Festivals of Light: Diwali
Diwali, commonly referred to as the festival of lights, is a celebration engaged in by Sikh and Hindu people all around the world. The word ‘diwali’ literally means ‘row of lights’ and originated from a Sanskrit word – deepawali. It occurs every year in October or November as it uses the lunisolar calendar (based on the sun and moon).
In Sikhism, Diwali is celebrated to mark the release of the 6th guru, Guru Hargobind and 52 princes who were wrongfully imprisoned by Emperor Jahangir. Sikh people often refer to Diwali by an alternate name, Bandi Chhor Divas which refers to this historic day of liberation. In Hinduism, Diwali is celebrated to honour King Rama’s return to his kingdom after victory in a battle. People also pray to Lakshmi (Goddess of Wealth and Prosperity) to bring good fortune.
Both religions celebrate Diwali using many common elements including lights, food, prayer and traditional clothing. Many families place diyas (decorated clay lamps and traditionally fueled by mustard oil) along the ledges of their home whereas others also use electrical lights. While celebrating Diwali, many unique sweets and snacks are made or bought at local shops. These sweets are often made with various fruits, extracts, seeds and more. Popular ingredients include coconut, rosewater, nuts, and dates to name a few. The traditional outfits worn on Diwali may include: sari (long piece of cloth draped around the body) or shalwar kameez (tunic and flowy pants) for women and kurta (shirt) and dhoti (long loincloth) for men.
Celebrating Diwali from a Sikh Perspective
Sanjum Hunjan (Volunteer of the Children’s International Learning Centre)

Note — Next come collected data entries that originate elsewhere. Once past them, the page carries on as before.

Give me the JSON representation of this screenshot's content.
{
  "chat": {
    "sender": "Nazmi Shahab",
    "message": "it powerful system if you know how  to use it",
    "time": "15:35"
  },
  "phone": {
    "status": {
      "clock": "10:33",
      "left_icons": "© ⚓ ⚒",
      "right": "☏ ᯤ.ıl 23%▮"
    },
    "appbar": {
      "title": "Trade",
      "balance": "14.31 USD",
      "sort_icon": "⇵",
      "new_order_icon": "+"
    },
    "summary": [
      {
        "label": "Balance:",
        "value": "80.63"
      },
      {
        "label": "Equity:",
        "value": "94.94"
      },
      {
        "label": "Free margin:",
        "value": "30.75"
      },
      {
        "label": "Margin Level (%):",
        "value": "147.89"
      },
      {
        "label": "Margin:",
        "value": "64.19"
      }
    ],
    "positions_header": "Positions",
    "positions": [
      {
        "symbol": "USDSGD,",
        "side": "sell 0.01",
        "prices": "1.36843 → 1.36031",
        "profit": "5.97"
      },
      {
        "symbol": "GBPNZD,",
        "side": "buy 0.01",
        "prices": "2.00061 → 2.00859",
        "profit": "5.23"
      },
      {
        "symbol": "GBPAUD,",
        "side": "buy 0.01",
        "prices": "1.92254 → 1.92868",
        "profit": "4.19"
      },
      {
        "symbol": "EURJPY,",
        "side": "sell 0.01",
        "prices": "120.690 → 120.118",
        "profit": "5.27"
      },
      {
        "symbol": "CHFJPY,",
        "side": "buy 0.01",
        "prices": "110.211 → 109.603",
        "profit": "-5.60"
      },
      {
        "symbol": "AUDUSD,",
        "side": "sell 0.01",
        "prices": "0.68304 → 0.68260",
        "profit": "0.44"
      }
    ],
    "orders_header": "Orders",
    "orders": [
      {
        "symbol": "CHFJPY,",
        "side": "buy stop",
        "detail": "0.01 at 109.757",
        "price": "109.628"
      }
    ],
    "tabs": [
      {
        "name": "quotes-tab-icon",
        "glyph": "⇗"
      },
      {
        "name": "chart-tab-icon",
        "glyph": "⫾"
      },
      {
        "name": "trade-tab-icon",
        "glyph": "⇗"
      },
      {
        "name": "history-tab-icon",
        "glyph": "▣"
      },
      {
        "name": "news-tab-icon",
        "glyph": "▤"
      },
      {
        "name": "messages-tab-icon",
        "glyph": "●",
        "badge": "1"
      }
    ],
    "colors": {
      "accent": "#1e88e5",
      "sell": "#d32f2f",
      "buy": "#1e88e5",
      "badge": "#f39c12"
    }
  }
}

Growing up in Canada, my celebrations of Diwali have always represented an important part of my year. As a child, I grew up in Brampton Ontario where I was privileged to be surrounded by a diverse group of people, many of whom shared in this celebration of Diwali. At the age of 10, I moved to Georgetown Ontario where this same love and acceptance for Diwali was not expressed. Despite this, each year my family and I engaged in the same form of celebrations. We would dress up in traditional attire and go to the Gurdwara, the Sikh Temple. Here we would sit, listen to hymns until moving downstairs to have langar. Langar refers to the food that is served in the Gurdwara for anyone who attends. After having food, we would engage in seva, an act of service to give back to our community in the Gurdwara. Once we left the Gurdwara we went home and set off fireworks to finish celebrating.
Celebrating Diwali from a Hindu Perspective
Sahanah Thirukumar (Volunteer of the Children’s International Learning Centre)
Every Diwali, my parents tell stories of how they celebrated this festival in Sri Lanka. ‘Gathering with relatives and neighbours, exchanging food and gifts, lighting sparklers and fireworks, and all-day festivities. Even though my family’s Diwali celebrations exclude the enjoyment of large neighbourhood gatherings, the customs and traditions remain just as exciting! In my home, festivities begin with an overload of Diwali wishes between family and friends over the phone. Some of my family make a rangoli (floor art made of coloured flour, petals or grains) at the front of their home to bring in good luck. Once dressed in our new traditional outfits, we head over to the temple for a small puja (prayer). Arriving home, a variety of meals including sweets and snacks are prepared to first offer to Goddess Lakshmi as a gesture of gratitude, and then share among ourselves and with neighbours. As the sun begins to set, we arrange and light up many diyas around our home — a magical sight indeed! Our day would come to an end with an evening meal and family time watching Diwali specials on TV. I can say that this quiet yet warm celebration of Diwali in my home is truly a beautiful experience with light and joy.